I'm working on a Java program where I'm reading from a file in dynamic, unknown blocks. That is, each block of data will not always be the same size and the size is determined as data is being read. For I/O I'm using a MappedByteBuffer (the file inputs are on the order of MB).
My goal:
- Find an efficient way to store each complete block during the input phase so that I can process it.
My constraints:
- I am reading one byte at a time from the buffer
- My processing method takes a primitive byte array as input
- Each block gets processed before the next block is read
What I've tried:
- I played around with dynamic structures like Lists but they don't have backing arrays and the conversion time to a primitive array concerns me
- I also thought about using a String to store each block and then getBytes() to get the byte[], but it's so slow
- Reading the file multiple times in order to find the block size first, and then grab the relevant bytes
I am trying to find an approach that doesn't defeat the purpose of fast I/O. Any advice would be greatly appreciated.
Additional Info:
- I'm using a rolling hash to decide where blocks should end
Here's a bit of pseudo-code:
circular_buffer[] = read first 128 bytes
rolling_hash = hash(buffer[])
block_storage = ??? // this is the data structure I'd like to use
while file has more text
b = next byte
add b to block_storage
add b to next index in circular_buffer (if reached end, start adding/overwriting front)

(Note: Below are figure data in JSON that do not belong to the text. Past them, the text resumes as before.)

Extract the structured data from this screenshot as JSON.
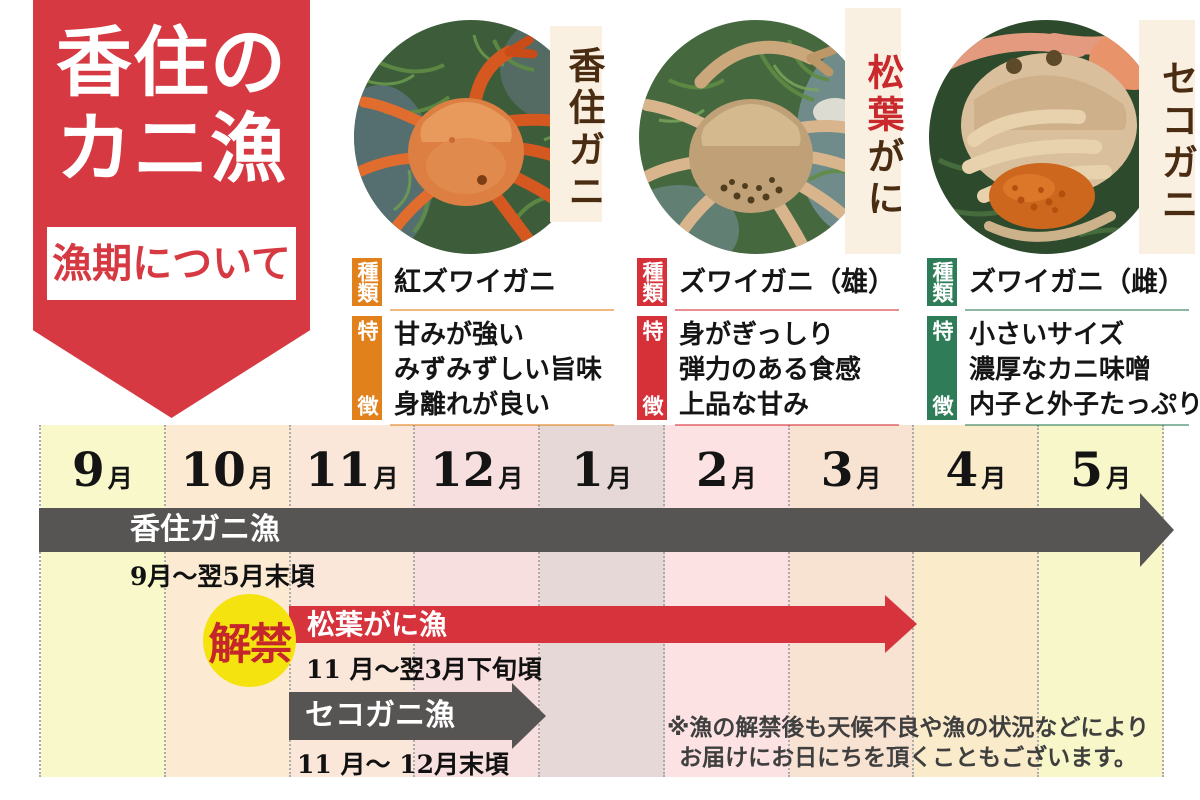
{
  "banner": {
    "title_line1": "香住の",
    "title_line2": "カニ漁",
    "subtitle": "漁期について",
    "bg_color": "#d63942",
    "text_color": "#ffffff"
  },
  "palette": {
    "plate_bg": "#faf0e1",
    "plate_text": "#4a2c12",
    "grid_line": "#ababab",
    "date_text": "#111111",
    "note_text": "#3f3f3f"
  },
  "crabs": [
    {
      "name": "香住ガニ",
      "accent_color": "#e0811c",
      "type_label": "種類",
      "type_value": "紅ズワイガニ",
      "feature_label": "特徴",
      "features": [
        "甘みが強い",
        "みずみずしい旨味",
        "身離れが良い"
      ]
    },
    {
      "name_accent": "松葉",
      "name_rest": "がに",
      "name_accent_color": "#c9282d",
      "accent_color": "#d63038",
      "type_label": "種類",
      "type_value": "ズワイガニ（雄）",
      "feature_label": "特徴",
      "features": [
        "身がぎっしり",
        "弾力のある食感",
        "上品な甘み"
      ]
    },
    {
      "name": "セコガニ",
      "accent_color": "#2e7d58",
      "type_label": "種類",
      "type_value": "ズワイガニ（雌）",
      "feature_label": "特徴",
      "features": [
        "小さいサイズ",
        "濃厚なカニ味噌",
        "内子と外子たっぷり"
      ]
    }
  ],
  "timeline": {
    "month_suffix": "月",
    "months": [
      {
        "num": "9",
        "color": "#f8f8cb"
      },
      {
        "num": "10",
        "color": "#fcebd2"
      },
      {
        "num": "11",
        "color": "#fbe7da"
      },
      {
        "num": "12",
        "color": "#f8dfdf"
      },
      {
        "num": "1",
        "color": "#e5d8d6"
      },
      {
        "num": "2",
        "color": "#fce2e2"
      },
      {
        "num": "3",
        "color": "#f8e3d2"
      },
      {
        "num": "4",
        "color": "#faeccb"
      },
      {
        "num": "5",
        "color": "#f8f7c9"
      }
    ],
    "bars": [
      {
        "label": "香住ガニ漁",
        "period": "9月〜翌5月末頃",
        "color": "#575454",
        "start_month": "9月",
        "end_month": "5月"
      },
      {
        "label": "松葉がに漁",
        "period": "11 月〜翌3月下旬頃",
        "color": "#d6333c",
        "start_month": "11月",
        "end_month": "3月"
      },
      {
        "label": "セコガニ漁",
        "period": "11 月〜 12月末頃",
        "color": "#575454",
        "start_month": "11月",
        "end_month": "12月"
      }
    ],
    "badge": {
      "text": "解禁",
      "bg_color": "#f5e310",
      "text_color": "#c4262c"
    },
    "note_line1": "※漁の解禁後も天候不良や漁の状況などにより",
    "note_line2": "お届けにお日にちを頂くこともございます。"
  }
}
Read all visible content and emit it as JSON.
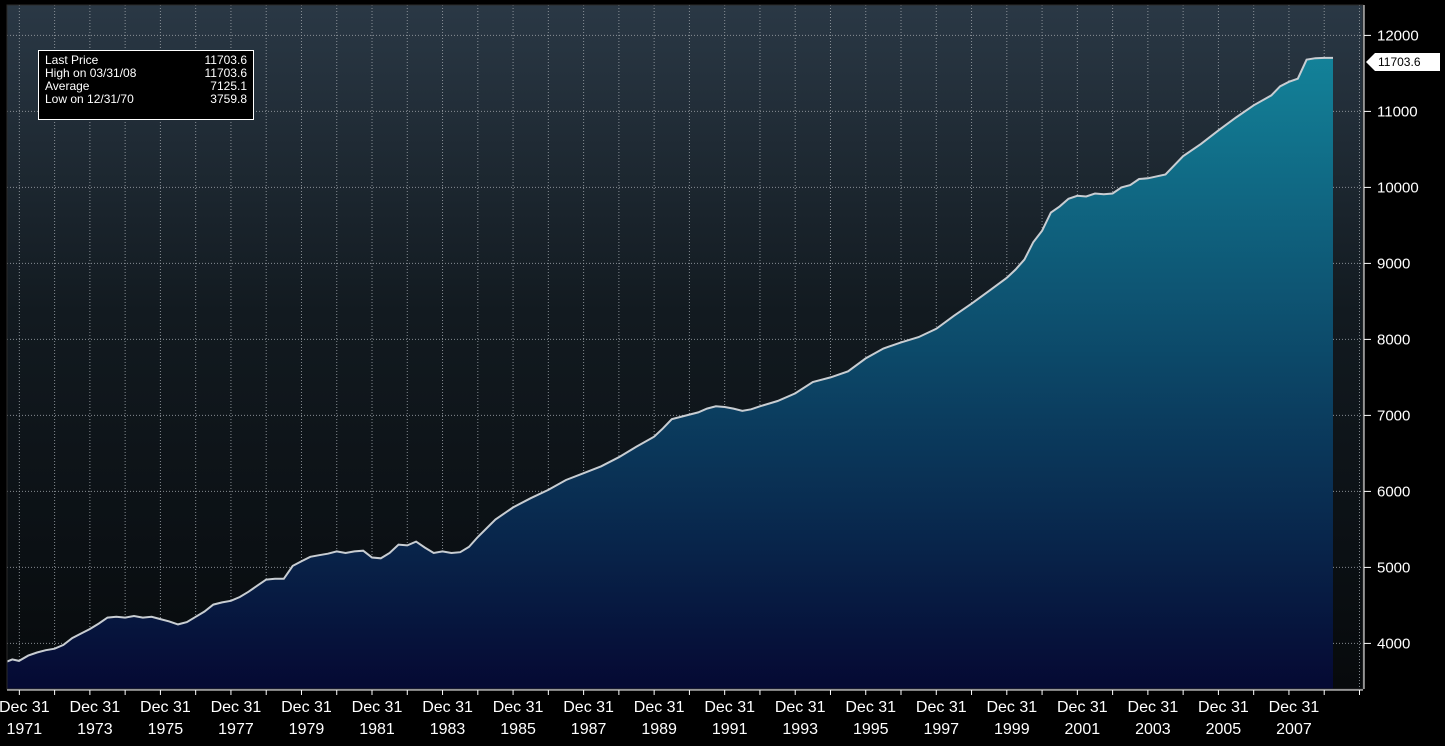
{
  "chart_data": {
    "type": "area",
    "title": "",
    "xlabel": "",
    "ylabel": "",
    "ylim": [
      3400,
      12400
    ],
    "xlim": [
      1970.65,
      2009.1
    ],
    "grid": true,
    "yticks": [
      4000,
      5000,
      6000,
      7000,
      8000,
      9000,
      10000,
      11000,
      12000
    ],
    "ytick_labels": [
      "4000",
      "5000",
      "6000",
      "7000",
      "8000",
      "9000",
      "10000",
      "11000",
      "12000"
    ],
    "xticks": [
      {
        "line1": "Dec 31",
        "line2": "1971",
        "x": 1971.0
      },
      {
        "line1": "Dec 31",
        "line2": "1973",
        "x": 1973.0
      },
      {
        "line1": "Dec 31",
        "line2": "1975",
        "x": 1975.0
      },
      {
        "line1": "Dec 31",
        "line2": "1977",
        "x": 1977.0
      },
      {
        "line1": "Dec 31",
        "line2": "1979",
        "x": 1979.0
      },
      {
        "line1": "Dec 31",
        "line2": "1981",
        "x": 1981.0
      },
      {
        "line1": "Dec 31",
        "line2": "1983",
        "x": 1983.0
      },
      {
        "line1": "Dec 31",
        "line2": "1985",
        "x": 1985.0
      },
      {
        "line1": "Dec 31",
        "line2": "1987",
        "x": 1987.0
      },
      {
        "line1": "Dec 31",
        "line2": "1989",
        "x": 1989.0
      },
      {
        "line1": "Dec 31",
        "line2": "1991",
        "x": 1991.0
      },
      {
        "line1": "Dec 31",
        "line2": "1993",
        "x": 1993.0
      },
      {
        "line1": "Dec 31",
        "line2": "1995",
        "x": 1995.0
      },
      {
        "line1": "Dec 31",
        "line2": "1997",
        "x": 1997.0
      },
      {
        "line1": "Dec 31",
        "line2": "1999",
        "x": 1999.0
      },
      {
        "line1": "Dec 31",
        "line2": "2001",
        "x": 2001.0
      },
      {
        "line1": "Dec 31",
        "line2": "2003",
        "x": 2003.0
      },
      {
        "line1": "Dec 31",
        "line2": "2005",
        "x": 2005.0
      },
      {
        "line1": "Dec 31",
        "line2": "2007",
        "x": 2007.0
      }
    ],
    "series": [
      {
        "x": [
          1970.65,
          1970.8,
          1970.99,
          1971.25,
          1971.5,
          1971.75,
          1972.0,
          1972.25,
          1972.5,
          1972.75,
          1973.0,
          1973.25,
          1973.5,
          1973.75,
          1974.0,
          1974.25,
          1974.5,
          1974.75,
          1975.0,
          1975.25,
          1975.5,
          1975.75,
          1976.0,
          1976.25,
          1976.5,
          1976.75,
          1977.0,
          1977.25,
          1977.5,
          1977.75,
          1978.0,
          1978.25,
          1978.5,
          1978.75,
          1979.0,
          1979.25,
          1979.5,
          1979.75,
          1980.0,
          1980.25,
          1980.5,
          1980.75,
          1981.0,
          1981.25,
          1981.5,
          1981.75,
          1982.0,
          1982.25,
          1982.5,
          1982.75,
          1983.0,
          1983.25,
          1983.5,
          1983.75,
          1984.0,
          1984.5,
          1985.0,
          1985.5,
          1986.0,
          1986.5,
          1987.0,
          1987.5,
          1988.0,
          1988.5,
          1989.0,
          1989.25,
          1989.5,
          1989.75,
          1990.0,
          1990.25,
          1990.5,
          1990.75,
          1991.0,
          1991.25,
          1991.5,
          1991.75,
          1992.0,
          1992.5,
          1993.0,
          1993.5,
          1994.0,
          1994.5,
          1995.0,
          1995.5,
          1996.0,
          1996.5,
          1997.0,
          1997.5,
          1998.0,
          1998.5,
          1999.0,
          1999.25,
          1999.5,
          1999.75,
          2000.0,
          2000.25,
          2000.5,
          2000.75,
          2001.0,
          2001.25,
          2001.5,
          2001.75,
          2002.0,
          2002.25,
          2002.5,
          2002.75,
          2003.0,
          2003.5,
          2004.0,
          2004.5,
          2005.0,
          2005.5,
          2006.0,
          2006.5,
          2006.75,
          2007.0,
          2007.25,
          2007.5,
          2007.75,
          2008.0,
          2008.25
        ],
        "values": [
          3760,
          3790,
          3770,
          3840,
          3880,
          3910,
          3930,
          3980,
          4070,
          4130,
          4190,
          4260,
          4340,
          4350,
          4340,
          4360,
          4340,
          4350,
          4320,
          4290,
          4250,
          4280,
          4350,
          4420,
          4510,
          4540,
          4560,
          4610,
          4680,
          4760,
          4840,
          4850,
          4850,
          5020,
          5080,
          5140,
          5160,
          5180,
          5210,
          5190,
          5210,
          5220,
          5130,
          5120,
          5190,
          5300,
          5290,
          5340,
          5260,
          5190,
          5210,
          5190,
          5200,
          5270,
          5400,
          5630,
          5790,
          5910,
          6020,
          6150,
          6240,
          6330,
          6450,
          6590,
          6720,
          6830,
          6950,
          6980,
          7010,
          7040,
          7090,
          7120,
          7110,
          7090,
          7060,
          7080,
          7120,
          7190,
          7290,
          7440,
          7500,
          7580,
          7750,
          7880,
          7960,
          8030,
          8140,
          8310,
          8470,
          8640,
          8810,
          8920,
          9050,
          9280,
          9430,
          9670,
          9750,
          9850,
          9890,
          9880,
          9920,
          9910,
          9920,
          10000,
          10030,
          10110,
          10120,
          10170,
          10410,
          10570,
          10750,
          10920,
          11080,
          11210,
          11330,
          11390,
          11430,
          11680,
          11700,
          11703.6,
          11703.6
        ]
      }
    ],
    "last_price_label": "11703.6"
  },
  "legend": {
    "rows": [
      {
        "label": "Last Price",
        "value": "11703.6"
      },
      {
        "label": "High on 03/31/08",
        "value": "11703.6"
      },
      {
        "label": "Average",
        "value": "7125.1"
      },
      {
        "label": "Low on 12/31/70",
        "value": "3759.8"
      }
    ]
  },
  "colors": {
    "background": "#000000",
    "grid": "#9aa0a6",
    "line": "#c8cdd2",
    "area_top": "#13839a",
    "area_bottom": "#050933",
    "axis_text": "#ffffff",
    "tag_bg": "#ffffff"
  }
}
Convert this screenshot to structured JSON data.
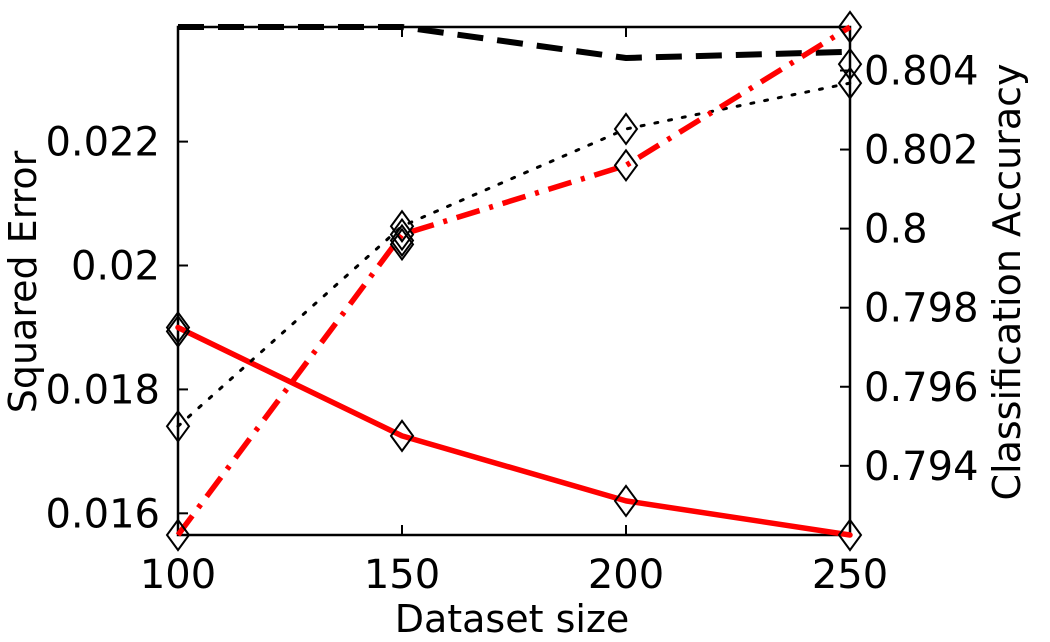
{
  "chart_data": {
    "type": "line",
    "xlabel": "Dataset size",
    "ylabel_left": "Squared Error",
    "ylabel_right": "Classification Accuracy",
    "x": [
      100,
      150,
      200,
      250
    ],
    "x_ticks": [
      "100",
      "150",
      "200",
      "250"
    ],
    "xlim": [
      100,
      250
    ],
    "left_axis": {
      "ylim": [
        0.01565,
        0.02385
      ],
      "ticks": [
        0.016,
        0.018,
        0.02,
        0.022
      ],
      "tick_labels": [
        "0.016",
        "0.018",
        "0.02",
        "0.022"
      ]
    },
    "right_axis": {
      "ylim": [
        0.79225,
        0.8051
      ],
      "ticks": [
        0.794,
        0.796,
        0.798,
        0.8,
        0.802,
        0.804
      ],
      "tick_labels": [
        "0.794",
        "0.796",
        "0.798",
        "0.8",
        "0.802",
        "0.804"
      ]
    },
    "grid": false,
    "series": [
      {
        "axis": "left",
        "style": "solid",
        "color": "#ff0000",
        "marker": "diamond",
        "values": [
          0.019,
          0.01725,
          0.0162,
          0.01565
        ]
      },
      {
        "axis": "left",
        "style": "dashed",
        "color": "#000000",
        "marker": "none",
        "values": [
          0.02385,
          0.02385,
          0.02335,
          0.02345
        ]
      },
      {
        "axis": "right",
        "style": "dotted",
        "color": "#000000",
        "marker": "diamond",
        "values": [
          0.795,
          0.80006,
          0.80252,
          0.80368
        ]
      },
      {
        "axis": "right",
        "style": "dashdot",
        "color": "#ff0000",
        "marker": "diamond",
        "values": [
          0.79225,
          0.79985,
          0.8016,
          0.8051
        ]
      }
    ],
    "extra_markers": [
      {
        "axis": "right",
        "x": 100,
        "value": 0.7974
      },
      {
        "axis": "right",
        "x": 150,
        "value": 0.7997
      },
      {
        "axis": "right",
        "x": 150,
        "value": 0.7996
      },
      {
        "axis": "right",
        "x": 250,
        "value": 0.80416
      }
    ]
  }
}
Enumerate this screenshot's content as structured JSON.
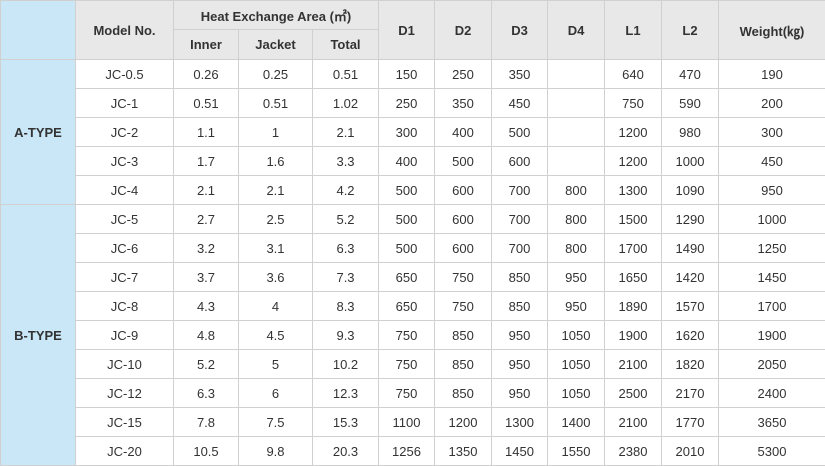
{
  "header": {
    "model_no": "Model No.",
    "heat_exchange_area": "Heat Exchange Area (㎡)",
    "inner": "Inner",
    "jacket": "Jacket",
    "total": "Total",
    "d1": "D1",
    "d2": "D2",
    "d3": "D3",
    "d4": "D4",
    "l1": "L1",
    "l2": "L2",
    "weight": "Weight(㎏)"
  },
  "groups": [
    {
      "label": "A-TYPE",
      "rows": [
        {
          "model": "JC-0.5",
          "inner": "0.26",
          "jacket": "0.25",
          "total": "0.51",
          "d1": "150",
          "d2": "250",
          "d3": "350",
          "d4": "",
          "l1": "640",
          "l2": "470",
          "weight": "190"
        },
        {
          "model": "JC-1",
          "inner": "0.51",
          "jacket": "0.51",
          "total": "1.02",
          "d1": "250",
          "d2": "350",
          "d3": "450",
          "d4": "",
          "l1": "750",
          "l2": "590",
          "weight": "200"
        },
        {
          "model": "JC-2",
          "inner": "1.1",
          "jacket": "1",
          "total": "2.1",
          "d1": "300",
          "d2": "400",
          "d3": "500",
          "d4": "",
          "l1": "1200",
          "l2": "980",
          "weight": "300"
        },
        {
          "model": "JC-3",
          "inner": "1.7",
          "jacket": "1.6",
          "total": "3.3",
          "d1": "400",
          "d2": "500",
          "d3": "600",
          "d4": "",
          "l1": "1200",
          "l2": "1000",
          "weight": "450"
        },
        {
          "model": "JC-4",
          "inner": "2.1",
          "jacket": "2.1",
          "total": "4.2",
          "d1": "500",
          "d2": "600",
          "d3": "700",
          "d4": "800",
          "l1": "1300",
          "l2": "1090",
          "weight": "950"
        }
      ]
    },
    {
      "label": "B-TYPE",
      "rows": [
        {
          "model": "JC-5",
          "inner": "2.7",
          "jacket": "2.5",
          "total": "5.2",
          "d1": "500",
          "d2": "600",
          "d3": "700",
          "d4": "800",
          "l1": "1500",
          "l2": "1290",
          "weight": "1000"
        },
        {
          "model": "JC-6",
          "inner": "3.2",
          "jacket": "3.1",
          "total": "6.3",
          "d1": "500",
          "d2": "600",
          "d3": "700",
          "d4": "800",
          "l1": "1700",
          "l2": "1490",
          "weight": "1250"
        },
        {
          "model": "JC-7",
          "inner": "3.7",
          "jacket": "3.6",
          "total": "7.3",
          "d1": "650",
          "d2": "750",
          "d3": "850",
          "d4": "950",
          "l1": "1650",
          "l2": "1420",
          "weight": "1450"
        },
        {
          "model": "JC-8",
          "inner": "4.3",
          "jacket": "4",
          "total": "8.3",
          "d1": "650",
          "d2": "750",
          "d3": "850",
          "d4": "950",
          "l1": "1890",
          "l2": "1570",
          "weight": "1700"
        },
        {
          "model": "JC-9",
          "inner": "4.8",
          "jacket": "4.5",
          "total": "9.3",
          "d1": "750",
          "d2": "850",
          "d3": "950",
          "d4": "1050",
          "l1": "1900",
          "l2": "1620",
          "weight": "1900"
        },
        {
          "model": "JC-10",
          "inner": "5.2",
          "jacket": "5",
          "total": "10.2",
          "d1": "750",
          "d2": "850",
          "d3": "950",
          "d4": "1050",
          "l1": "2100",
          "l2": "1820",
          "weight": "2050"
        },
        {
          "model": "JC-12",
          "inner": "6.3",
          "jacket": "6",
          "total": "12.3",
          "d1": "750",
          "d2": "850",
          "d3": "950",
          "d4": "1050",
          "l1": "2500",
          "l2": "2170",
          "weight": "2400"
        },
        {
          "model": "JC-15",
          "inner": "7.8",
          "jacket": "7.5",
          "total": "15.3",
          "d1": "1100",
          "d2": "1200",
          "d3": "1300",
          "d4": "1400",
          "l1": "2100",
          "l2": "1770",
          "weight": "3650"
        },
        {
          "model": "JC-20",
          "inner": "10.5",
          "jacket": "9.8",
          "total": "20.3",
          "d1": "1256",
          "d2": "1350",
          "d3": "1450",
          "d4": "1550",
          "l1": "2380",
          "l2": "2010",
          "weight": "5300"
        }
      ]
    }
  ],
  "colors": {
    "group_cell_bg": "#c9e7f7",
    "header_bg": "#e8e8e8",
    "border": "#d0d0d0",
    "text": "#333333"
  }
}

shift rolling_hash one byte to the right
if hash has a certain characteristic
process block_storage as a byte[] //should contain entire block of data
As you can see, I'm reading one byte at a time, and storing/overwriting that one byte repeatedly. However, once I get to the processing stage, I want to be able to access all of the info in the block. There is no predetermined max size of a block either, so I can't pre-allocate.